The area A of the rectangle is given by the product of its length and width. Here, one side is along the x-axis, let's call it 'x'; and the other side lies along the y-axis/f(x), let's call it 'y'. For our case, y is given by \((6-x)/2\). Therefore, the area function is \(A(x)=x(6-x)/2\).

By noting that the rectangle is bounded by x-axis and lies in the first quadrant, the domain of x is \(0 \leq x \leq 6\). Outside this interval, the area wouldn't make sense (negative area or area when the rectangle side is not on the line).

Find \(A'(x)\) and set it to zero to determine the critical points. \(A'(x) = 3-x\). Set \(A'(x)=0\) and solve for x, which gives \(x = 3\). This is within our domain so we take it as a valid critical point.

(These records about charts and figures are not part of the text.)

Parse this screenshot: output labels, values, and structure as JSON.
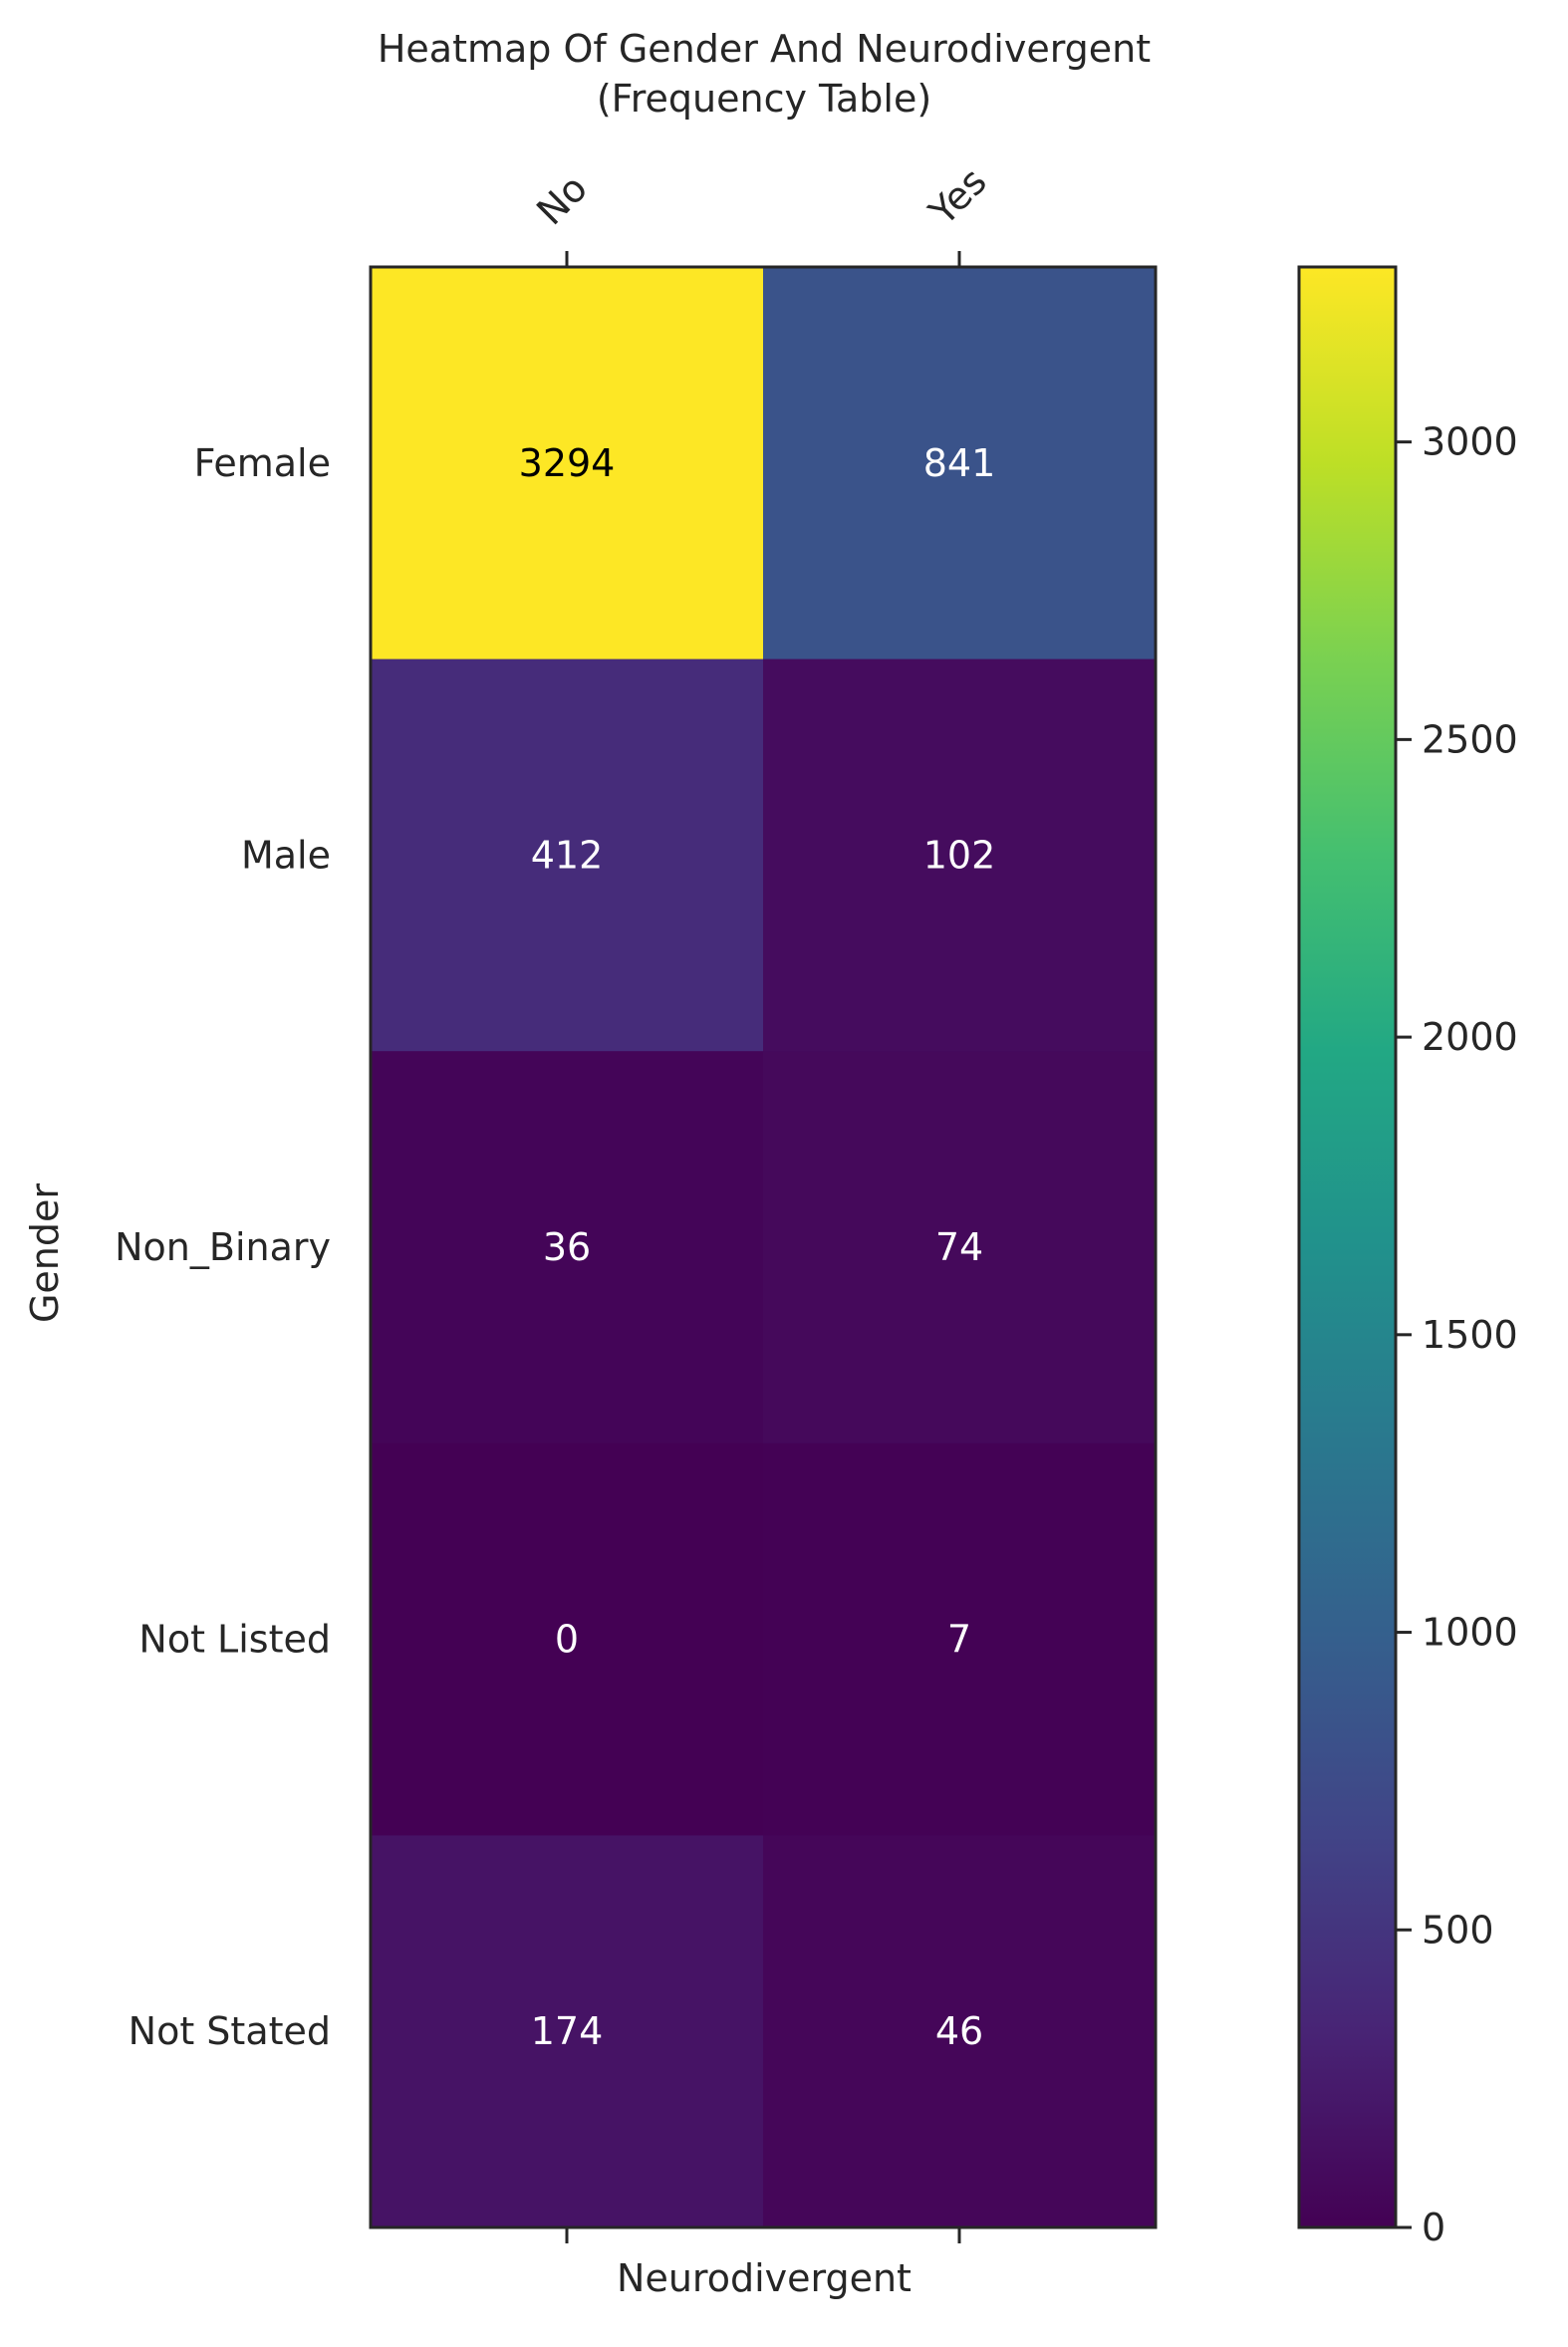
{
  "chart_data": {
    "type": "heatmap",
    "title": "Heatmap Of Gender And Neurodivergent\n(Frequency Table)",
    "xlabel": "Neurodivergent",
    "ylabel": "Gender",
    "columns": [
      "No",
      "Yes"
    ],
    "rows": [
      "Female",
      "Male",
      "Non_Binary",
      "Not Listed",
      "Not Stated"
    ],
    "values": [
      [
        3294,
        841
      ],
      [
        412,
        102
      ],
      [
        36,
        74
      ],
      [
        0,
        7
      ],
      [
        174,
        46
      ]
    ],
    "colorbar": {
      "colormap": "viridis",
      "range": [
        0,
        3294
      ],
      "ticks": [
        0,
        500,
        1000,
        1500,
        2000,
        2500,
        3000
      ]
    },
    "colors": {
      "frame": "#262626",
      "annotation_dark": "#000000",
      "annotation_light": "#ffffff"
    }
  }
}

Test the endpoints and the critical point in the area function to determine the maximum area. These points are x=0, x=3, and x=6. Calculate the area at these points: \(A(0) = A(6) = 0\), but \(A(3) = (3*3)/2 = 4.5\). Thus, the maximum area of 4.5 square units is achieved when \(x = 3\). The length and width of the rectangle for maximum area thus are 3 units and \((6-3)/2 = 1.5\) units respectively.